Any one or a combination of these items (and possibly others) will cause the current branch=nnnn generation code in SER to generate a different branch=nnnn value and a receiving system who is following RFC 3261 will reject the BYE or CANCEL message that has passed through SER. This is non-compliant behavior.
For BYE, you only get into this situation if you are using Record-Route to force the BYE message to pass through SER so that it can tear down the call (unforce_rtp_proxy() and similar actions), but for a CANCEL message, anybody can run into this problem, if syn_branch=0. So, while this defect in the branch=nnnn generation doesn't affect everybody, it still appears to be wrong.
Is there by chance a compliant version of char_msg_val() exists that doesn't have these issues?

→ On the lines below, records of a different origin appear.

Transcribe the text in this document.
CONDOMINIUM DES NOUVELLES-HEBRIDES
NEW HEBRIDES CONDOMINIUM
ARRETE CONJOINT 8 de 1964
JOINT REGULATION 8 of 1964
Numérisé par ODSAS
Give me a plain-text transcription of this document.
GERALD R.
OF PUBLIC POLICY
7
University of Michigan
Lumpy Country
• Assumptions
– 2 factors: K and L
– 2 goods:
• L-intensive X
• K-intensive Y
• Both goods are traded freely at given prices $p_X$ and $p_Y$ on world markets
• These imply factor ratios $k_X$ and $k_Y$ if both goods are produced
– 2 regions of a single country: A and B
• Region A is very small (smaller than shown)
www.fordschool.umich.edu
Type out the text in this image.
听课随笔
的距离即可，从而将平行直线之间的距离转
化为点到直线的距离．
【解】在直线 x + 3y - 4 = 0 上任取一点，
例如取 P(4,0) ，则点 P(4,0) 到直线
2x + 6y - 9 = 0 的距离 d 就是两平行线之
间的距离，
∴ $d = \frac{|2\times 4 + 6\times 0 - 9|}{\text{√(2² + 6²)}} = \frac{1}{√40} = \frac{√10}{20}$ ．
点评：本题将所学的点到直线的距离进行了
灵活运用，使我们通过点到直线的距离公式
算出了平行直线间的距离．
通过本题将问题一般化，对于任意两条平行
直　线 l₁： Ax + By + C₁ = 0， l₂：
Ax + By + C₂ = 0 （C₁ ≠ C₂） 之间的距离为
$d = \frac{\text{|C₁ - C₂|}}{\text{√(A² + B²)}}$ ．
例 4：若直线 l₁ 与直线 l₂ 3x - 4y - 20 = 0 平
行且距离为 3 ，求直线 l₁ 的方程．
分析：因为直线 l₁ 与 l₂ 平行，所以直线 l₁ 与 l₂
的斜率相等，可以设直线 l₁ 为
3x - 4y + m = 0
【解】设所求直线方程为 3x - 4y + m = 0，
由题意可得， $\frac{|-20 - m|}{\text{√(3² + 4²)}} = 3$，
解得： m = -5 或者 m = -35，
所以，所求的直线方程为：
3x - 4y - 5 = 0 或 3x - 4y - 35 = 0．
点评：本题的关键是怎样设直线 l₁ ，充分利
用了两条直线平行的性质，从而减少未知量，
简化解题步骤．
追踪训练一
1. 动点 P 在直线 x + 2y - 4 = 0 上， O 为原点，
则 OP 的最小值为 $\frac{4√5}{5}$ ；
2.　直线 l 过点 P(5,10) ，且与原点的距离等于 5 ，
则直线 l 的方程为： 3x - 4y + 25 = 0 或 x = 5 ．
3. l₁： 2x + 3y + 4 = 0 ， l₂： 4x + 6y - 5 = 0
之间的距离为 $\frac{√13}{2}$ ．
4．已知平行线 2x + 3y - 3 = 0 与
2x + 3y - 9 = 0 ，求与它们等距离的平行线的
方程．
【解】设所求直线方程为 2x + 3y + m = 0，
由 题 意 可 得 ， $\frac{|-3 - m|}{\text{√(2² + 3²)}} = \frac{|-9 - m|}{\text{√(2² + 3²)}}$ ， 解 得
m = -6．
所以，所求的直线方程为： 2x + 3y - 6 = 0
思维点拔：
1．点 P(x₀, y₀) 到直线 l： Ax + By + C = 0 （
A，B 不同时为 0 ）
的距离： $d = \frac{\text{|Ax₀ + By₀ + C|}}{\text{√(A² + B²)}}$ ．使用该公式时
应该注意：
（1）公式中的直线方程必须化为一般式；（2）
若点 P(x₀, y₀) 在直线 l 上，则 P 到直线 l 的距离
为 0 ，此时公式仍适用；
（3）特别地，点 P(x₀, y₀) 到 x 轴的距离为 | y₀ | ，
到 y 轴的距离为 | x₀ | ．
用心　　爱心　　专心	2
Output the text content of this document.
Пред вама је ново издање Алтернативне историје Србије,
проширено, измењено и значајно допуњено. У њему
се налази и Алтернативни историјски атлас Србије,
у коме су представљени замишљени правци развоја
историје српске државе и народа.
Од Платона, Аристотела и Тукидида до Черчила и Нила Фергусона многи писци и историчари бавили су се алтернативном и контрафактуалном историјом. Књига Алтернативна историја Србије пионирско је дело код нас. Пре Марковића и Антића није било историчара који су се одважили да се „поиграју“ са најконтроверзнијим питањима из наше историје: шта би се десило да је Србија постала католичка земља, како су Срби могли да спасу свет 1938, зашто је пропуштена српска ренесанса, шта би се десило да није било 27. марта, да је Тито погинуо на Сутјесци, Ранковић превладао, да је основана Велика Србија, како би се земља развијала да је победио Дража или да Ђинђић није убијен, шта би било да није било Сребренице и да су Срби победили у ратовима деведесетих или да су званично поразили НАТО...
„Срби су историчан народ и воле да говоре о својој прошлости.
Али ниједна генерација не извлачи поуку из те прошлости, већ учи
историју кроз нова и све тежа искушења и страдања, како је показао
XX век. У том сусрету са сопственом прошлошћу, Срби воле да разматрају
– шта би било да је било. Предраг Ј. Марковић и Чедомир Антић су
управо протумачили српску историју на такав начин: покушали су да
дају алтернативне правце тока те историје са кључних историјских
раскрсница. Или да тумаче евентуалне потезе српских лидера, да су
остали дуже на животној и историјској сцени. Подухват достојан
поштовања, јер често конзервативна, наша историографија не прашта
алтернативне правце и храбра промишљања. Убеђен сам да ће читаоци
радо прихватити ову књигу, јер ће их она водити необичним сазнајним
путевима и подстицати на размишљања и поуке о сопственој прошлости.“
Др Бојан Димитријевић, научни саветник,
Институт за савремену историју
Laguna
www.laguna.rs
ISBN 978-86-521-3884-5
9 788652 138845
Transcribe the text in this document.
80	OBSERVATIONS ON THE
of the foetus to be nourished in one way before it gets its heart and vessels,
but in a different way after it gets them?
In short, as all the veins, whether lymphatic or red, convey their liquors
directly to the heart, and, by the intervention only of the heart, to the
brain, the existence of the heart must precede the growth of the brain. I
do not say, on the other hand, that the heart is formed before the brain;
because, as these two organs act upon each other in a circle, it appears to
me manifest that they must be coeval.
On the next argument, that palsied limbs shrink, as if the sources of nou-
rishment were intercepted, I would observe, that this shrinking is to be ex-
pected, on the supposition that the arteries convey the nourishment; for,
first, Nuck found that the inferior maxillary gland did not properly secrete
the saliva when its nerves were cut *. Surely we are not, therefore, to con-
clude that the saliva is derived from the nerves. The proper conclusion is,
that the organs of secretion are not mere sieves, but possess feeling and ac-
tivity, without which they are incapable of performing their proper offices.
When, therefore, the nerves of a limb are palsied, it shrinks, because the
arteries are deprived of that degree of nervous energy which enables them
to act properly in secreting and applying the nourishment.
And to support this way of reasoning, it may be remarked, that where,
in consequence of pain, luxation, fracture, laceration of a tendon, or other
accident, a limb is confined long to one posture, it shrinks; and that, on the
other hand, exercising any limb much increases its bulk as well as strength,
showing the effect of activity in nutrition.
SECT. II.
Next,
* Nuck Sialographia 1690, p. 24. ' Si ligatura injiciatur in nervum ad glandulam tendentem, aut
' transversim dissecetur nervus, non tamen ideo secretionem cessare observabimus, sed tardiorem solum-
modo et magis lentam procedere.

That is, it doesn't use the Cseq: header line, and if it uses the From: or To: header line at all, it computes using only the called/calling digits, and not anything else that may appear on those header lines. I also don't understand why this is being MD5'ed. The RFC only says that the branch must be unique, and there are lots of cheaper has algorithms out there.
Thanks for reading this far and thanks in advance for anyone who has fixed this or can come up with a fix.